The authors of the paper call this “self-maintainability”, by analogy to self-maintainable
views in databases.
The problem of infering redis update operations from database update operations, then, is simply a matter of differentiating and then optimizing the cache schema. (“Cache schema” is the mapping from redis keys to the database queries that populate those keys.) The mappings whose derivatives are self-maintainable can be translated into redis commands.

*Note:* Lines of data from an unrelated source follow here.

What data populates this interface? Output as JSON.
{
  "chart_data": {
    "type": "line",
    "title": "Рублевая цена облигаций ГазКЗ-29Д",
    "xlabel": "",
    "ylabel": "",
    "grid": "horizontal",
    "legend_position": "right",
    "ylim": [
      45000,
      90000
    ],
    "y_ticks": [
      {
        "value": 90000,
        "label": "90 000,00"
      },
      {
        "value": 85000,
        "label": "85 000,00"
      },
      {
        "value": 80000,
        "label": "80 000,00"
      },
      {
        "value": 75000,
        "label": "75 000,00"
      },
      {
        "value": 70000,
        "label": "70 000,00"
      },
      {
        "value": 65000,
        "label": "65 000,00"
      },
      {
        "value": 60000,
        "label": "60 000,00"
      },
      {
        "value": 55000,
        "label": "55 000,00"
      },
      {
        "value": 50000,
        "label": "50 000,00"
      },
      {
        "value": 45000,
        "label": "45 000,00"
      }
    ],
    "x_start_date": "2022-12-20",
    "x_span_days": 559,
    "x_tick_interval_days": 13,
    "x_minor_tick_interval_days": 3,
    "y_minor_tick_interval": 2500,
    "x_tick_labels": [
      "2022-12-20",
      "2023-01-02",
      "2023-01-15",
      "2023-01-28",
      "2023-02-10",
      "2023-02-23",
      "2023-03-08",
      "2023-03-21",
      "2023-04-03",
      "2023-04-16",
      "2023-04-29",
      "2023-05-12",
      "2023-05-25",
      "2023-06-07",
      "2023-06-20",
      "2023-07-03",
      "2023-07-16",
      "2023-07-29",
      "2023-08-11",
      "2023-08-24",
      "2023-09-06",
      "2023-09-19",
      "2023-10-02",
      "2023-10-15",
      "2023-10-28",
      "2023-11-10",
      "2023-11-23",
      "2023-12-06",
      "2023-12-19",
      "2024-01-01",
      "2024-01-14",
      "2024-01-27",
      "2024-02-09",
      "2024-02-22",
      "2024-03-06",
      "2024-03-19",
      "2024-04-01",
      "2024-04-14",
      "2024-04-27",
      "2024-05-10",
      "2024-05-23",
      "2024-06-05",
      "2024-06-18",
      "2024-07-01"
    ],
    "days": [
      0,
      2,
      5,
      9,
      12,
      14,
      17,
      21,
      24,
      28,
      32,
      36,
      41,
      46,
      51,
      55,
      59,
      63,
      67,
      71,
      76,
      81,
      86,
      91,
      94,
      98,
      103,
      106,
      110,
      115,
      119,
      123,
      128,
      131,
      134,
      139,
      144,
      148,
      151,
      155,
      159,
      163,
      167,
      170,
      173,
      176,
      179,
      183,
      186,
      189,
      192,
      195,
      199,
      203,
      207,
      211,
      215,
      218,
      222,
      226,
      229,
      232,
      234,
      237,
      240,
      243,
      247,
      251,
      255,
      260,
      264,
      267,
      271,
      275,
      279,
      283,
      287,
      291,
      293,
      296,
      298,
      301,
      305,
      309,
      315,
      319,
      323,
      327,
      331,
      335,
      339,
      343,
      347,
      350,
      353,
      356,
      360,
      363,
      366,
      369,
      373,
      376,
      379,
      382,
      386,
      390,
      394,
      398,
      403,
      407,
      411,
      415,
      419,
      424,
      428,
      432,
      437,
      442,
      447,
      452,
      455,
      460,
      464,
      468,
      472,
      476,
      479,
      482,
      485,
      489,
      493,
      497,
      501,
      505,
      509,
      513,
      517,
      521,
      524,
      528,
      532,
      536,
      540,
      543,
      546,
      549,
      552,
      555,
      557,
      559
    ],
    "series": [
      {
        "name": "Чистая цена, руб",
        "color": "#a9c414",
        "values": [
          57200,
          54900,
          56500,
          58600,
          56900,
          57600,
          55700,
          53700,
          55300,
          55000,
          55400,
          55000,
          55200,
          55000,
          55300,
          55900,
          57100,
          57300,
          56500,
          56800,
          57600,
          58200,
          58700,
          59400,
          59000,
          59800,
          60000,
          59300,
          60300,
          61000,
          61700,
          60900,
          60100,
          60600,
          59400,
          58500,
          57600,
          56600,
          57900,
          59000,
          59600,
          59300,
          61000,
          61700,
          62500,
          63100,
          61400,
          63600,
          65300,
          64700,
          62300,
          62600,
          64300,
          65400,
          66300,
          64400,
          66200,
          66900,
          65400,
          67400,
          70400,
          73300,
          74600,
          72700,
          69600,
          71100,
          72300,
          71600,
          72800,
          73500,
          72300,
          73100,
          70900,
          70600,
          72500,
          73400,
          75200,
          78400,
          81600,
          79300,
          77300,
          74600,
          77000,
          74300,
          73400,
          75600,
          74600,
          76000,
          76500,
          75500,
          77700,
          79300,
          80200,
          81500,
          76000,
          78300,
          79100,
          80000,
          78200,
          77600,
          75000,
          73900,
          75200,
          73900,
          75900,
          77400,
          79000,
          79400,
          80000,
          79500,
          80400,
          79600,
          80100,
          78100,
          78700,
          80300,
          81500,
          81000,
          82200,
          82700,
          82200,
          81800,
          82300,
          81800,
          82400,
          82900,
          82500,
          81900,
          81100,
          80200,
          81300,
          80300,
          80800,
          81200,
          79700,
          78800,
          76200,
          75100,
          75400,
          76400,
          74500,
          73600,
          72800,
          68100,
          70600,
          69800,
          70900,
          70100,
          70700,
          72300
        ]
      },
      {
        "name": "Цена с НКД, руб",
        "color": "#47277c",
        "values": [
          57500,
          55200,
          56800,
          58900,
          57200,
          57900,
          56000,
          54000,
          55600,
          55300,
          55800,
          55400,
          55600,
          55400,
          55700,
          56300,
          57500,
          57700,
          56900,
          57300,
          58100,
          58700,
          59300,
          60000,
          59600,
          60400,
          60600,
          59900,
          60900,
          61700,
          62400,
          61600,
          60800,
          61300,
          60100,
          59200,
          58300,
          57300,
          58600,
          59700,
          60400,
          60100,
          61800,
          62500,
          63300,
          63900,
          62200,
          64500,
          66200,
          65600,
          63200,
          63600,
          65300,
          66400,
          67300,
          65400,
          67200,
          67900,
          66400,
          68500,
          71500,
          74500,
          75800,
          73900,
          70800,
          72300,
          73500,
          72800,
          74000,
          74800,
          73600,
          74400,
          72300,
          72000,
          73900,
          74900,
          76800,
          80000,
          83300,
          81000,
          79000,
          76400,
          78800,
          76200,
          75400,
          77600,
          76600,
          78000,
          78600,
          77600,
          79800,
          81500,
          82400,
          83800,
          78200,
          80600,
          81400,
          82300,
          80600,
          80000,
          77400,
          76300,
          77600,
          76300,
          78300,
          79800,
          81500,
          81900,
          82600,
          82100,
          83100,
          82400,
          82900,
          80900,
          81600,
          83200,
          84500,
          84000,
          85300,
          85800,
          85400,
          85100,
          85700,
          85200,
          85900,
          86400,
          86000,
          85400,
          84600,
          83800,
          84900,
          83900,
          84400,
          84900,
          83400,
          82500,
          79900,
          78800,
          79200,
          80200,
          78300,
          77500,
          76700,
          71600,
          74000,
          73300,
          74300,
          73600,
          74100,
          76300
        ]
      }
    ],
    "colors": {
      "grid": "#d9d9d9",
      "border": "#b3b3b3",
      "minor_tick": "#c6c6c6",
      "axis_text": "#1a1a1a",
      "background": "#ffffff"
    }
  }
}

Here is the source transformation described in the paper:
File C:/Users/joshball/git/joshua.ball.name/downloads/code/static-differentiation/Differentiate.hs could not be found
Returning to an example from the first post:
userIds :: RedisSet
userIds = setToRedisSet (mapProjection userId (dbTableToSet usersTable))

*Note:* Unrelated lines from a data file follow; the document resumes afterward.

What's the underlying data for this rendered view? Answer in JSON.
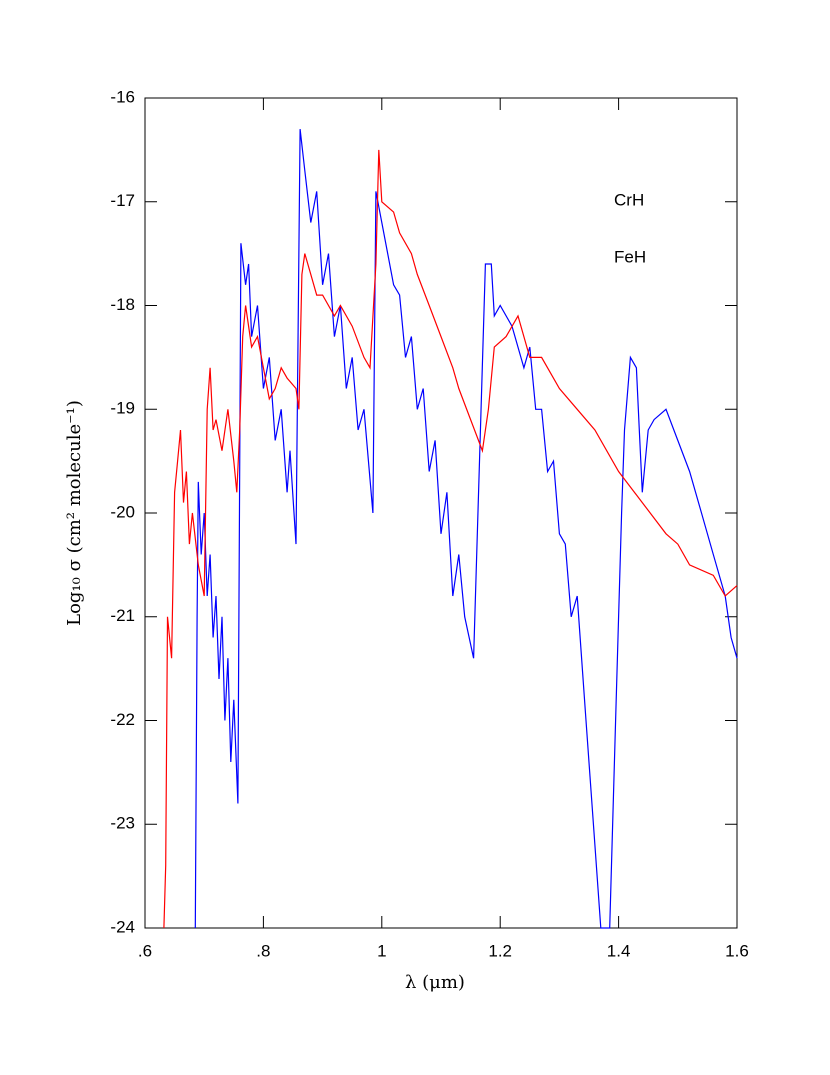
{
  "chart_data": {
    "type": "line",
    "xlabel": "λ (μm)",
    "ylabel": "Log₁₀ σ (cm² molecule⁻¹)",
    "xlim": [
      0.6,
      1.6
    ],
    "ylim": [
      -24,
      -16
    ],
    "xticks": [
      {
        "value": 0.6,
        "label": ".6"
      },
      {
        "value": 0.8,
        "label": ".8"
      },
      1,
      1.2,
      1.4,
      1.6
    ],
    "yticks": [
      -16,
      -17,
      -18,
      -19,
      -20,
      -21,
      -22,
      -23,
      -24
    ],
    "grid": false,
    "series": [
      {
        "name": "CrH",
        "color": "#0000ff",
        "x": [
          0.685,
          0.688,
          0.69,
          0.695,
          0.7,
          0.705,
          0.71,
          0.715,
          0.72,
          0.725,
          0.73,
          0.735,
          0.74,
          0.745,
          0.75,
          0.757,
          0.762,
          0.77,
          0.775,
          0.78,
          0.79,
          0.8,
          0.81,
          0.82,
          0.83,
          0.84,
          0.845,
          0.855,
          0.862,
          0.87,
          0.88,
          0.89,
          0.9,
          0.91,
          0.92,
          0.93,
          0.94,
          0.95,
          0.96,
          0.97,
          0.985,
          0.99,
          1.0,
          1.01,
          1.02,
          1.03,
          1.04,
          1.05,
          1.06,
          1.07,
          1.08,
          1.09,
          1.1,
          1.11,
          1.12,
          1.13,
          1.14,
          1.155,
          1.165,
          1.175,
          1.185,
          1.19,
          1.2,
          1.22,
          1.24,
          1.25,
          1.26,
          1.27,
          1.28,
          1.29,
          1.3,
          1.31,
          1.32,
          1.33,
          1.345,
          1.36,
          1.37,
          1.385,
          1.395,
          1.405,
          1.41,
          1.42,
          1.43,
          1.435,
          1.44,
          1.45,
          1.46,
          1.48,
          1.5,
          1.52,
          1.54,
          1.56,
          1.58,
          1.59,
          1.6
        ],
        "values": [
          -24,
          -21,
          -19.7,
          -20.4,
          -20.0,
          -20.8,
          -20.4,
          -21.2,
          -20.8,
          -21.6,
          -21.0,
          -22.0,
          -21.4,
          -22.4,
          -21.8,
          -22.8,
          -17.4,
          -17.8,
          -17.6,
          -18.3,
          -18.0,
          -18.8,
          -18.5,
          -19.3,
          -19.0,
          -19.8,
          -19.4,
          -20.3,
          -16.3,
          -16.7,
          -17.2,
          -16.9,
          -17.8,
          -17.5,
          -18.3,
          -18.0,
          -18.8,
          -18.5,
          -19.2,
          -19.0,
          -20.0,
          -16.9,
          -17.2,
          -17.5,
          -17.8,
          -17.9,
          -18.5,
          -18.3,
          -19.0,
          -18.8,
          -19.6,
          -19.3,
          -20.2,
          -19.8,
          -20.8,
          -20.4,
          -21.0,
          -21.4,
          -19.5,
          -17.6,
          -17.6,
          -18.1,
          -18.0,
          -18.2,
          -18.6,
          -18.4,
          -19.0,
          -19.0,
          -19.6,
          -19.5,
          -20.2,
          -20.3,
          -21.0,
          -20.8,
          -22.0,
          -23.2,
          -24,
          -24,
          -22.0,
          -20.0,
          -19.2,
          -18.5,
          -18.6,
          -19.2,
          -19.8,
          -19.2,
          -19.1,
          -19.0,
          -19.3,
          -19.6,
          -20.0,
          -20.4,
          -20.8,
          -21.2,
          -21.4
        ]
      },
      {
        "name": "FeH",
        "color": "#ff0000",
        "x": [
          0.632,
          0.635,
          0.638,
          0.645,
          0.65,
          0.655,
          0.66,
          0.665,
          0.67,
          0.675,
          0.68,
          0.69,
          0.7,
          0.705,
          0.71,
          0.715,
          0.72,
          0.73,
          0.74,
          0.75,
          0.755,
          0.76,
          0.765,
          0.77,
          0.78,
          0.79,
          0.8,
          0.81,
          0.82,
          0.83,
          0.84,
          0.855,
          0.86,
          0.865,
          0.87,
          0.88,
          0.89,
          0.9,
          0.92,
          0.93,
          0.95,
          0.97,
          0.98,
          0.99,
          0.995,
          1.0,
          1.02,
          1.03,
          1.05,
          1.06,
          1.08,
          1.1,
          1.12,
          1.13,
          1.15,
          1.17,
          1.18,
          1.19,
          1.21,
          1.23,
          1.25,
          1.27,
          1.3,
          1.33,
          1.36,
          1.4,
          1.44,
          1.48,
          1.5,
          1.52,
          1.56,
          1.58,
          1.6
        ],
        "values": [
          -24,
          -23.4,
          -21.0,
          -21.4,
          -19.8,
          -19.5,
          -19.2,
          -19.9,
          -19.6,
          -20.3,
          -20.0,
          -20.5,
          -20.8,
          -19.0,
          -18.6,
          -19.2,
          -19.1,
          -19.4,
          -19.0,
          -19.5,
          -19.8,
          -19.2,
          -18.3,
          -18.0,
          -18.4,
          -18.3,
          -18.6,
          -18.9,
          -18.8,
          -18.6,
          -18.7,
          -18.8,
          -19.0,
          -17.7,
          -17.5,
          -17.7,
          -17.9,
          -17.9,
          -18.1,
          -18.0,
          -18.2,
          -18.5,
          -18.6,
          -17.6,
          -16.5,
          -17.0,
          -17.1,
          -17.3,
          -17.5,
          -17.7,
          -18.0,
          -18.3,
          -18.6,
          -18.8,
          -19.1,
          -19.4,
          -19.0,
          -18.4,
          -18.3,
          -18.1,
          -18.5,
          -18.5,
          -18.8,
          -19.0,
          -19.2,
          -19.6,
          -19.9,
          -20.2,
          -20.3,
          -20.5,
          -20.6,
          -20.8,
          -20.7
        ]
      }
    ]
  }
}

setToRedisSet :: Set Id -> RedisSet
mapProjection :: (User -> Id) -> Set User -> Set Id
userId :: User -> Id
dbTableToSet :: DbTable User -> Set User
usersTable :: DbTable User
The derivative is
userIds' :: RedisSet'
userIds' = setToRedisSet' (mapProjection userId (dbTableToSet usersTable)) (mapProjection' userId userId' (dbTableToSet usersTable) (dbTableToSet' usersTable usersTable'))
setToRedisSet' :: Set Id -> Set' Id Id' -> RedisSet'
mapProjection :: (User -> Id) -> Set User -> Set Id
mapProjection' :: (User -> Id) -> (User -> User' -> Id') -> Set User -> Set' User User' -> Set' Id Id'
userId :: User -> Id
userId' :: User -> User' -> Id'
dbTableToSet :: DbTable User -> Set User
dbTableToSet' :: DbTable User -> DbTable' User User' -> Set' User User'
usersTable :: DbTable User
usersTable' :: DbTable' User User'
data RedisSet' = SAdd String | ...
data DbTable' a a' = Insert a | ...
In the case of an insert, we have
usersTable' = Insert user
which means that userIds'
can be reduced to
userIds' :: RedisSet'
userIds' = SAdd (userId user)
1: I’m being a little imprecise when I define the derivative of a type as another type, since the type of the derivative can vary depending on the value. The derivative of 3 is all integers from -3 to positive infinity, not all integers.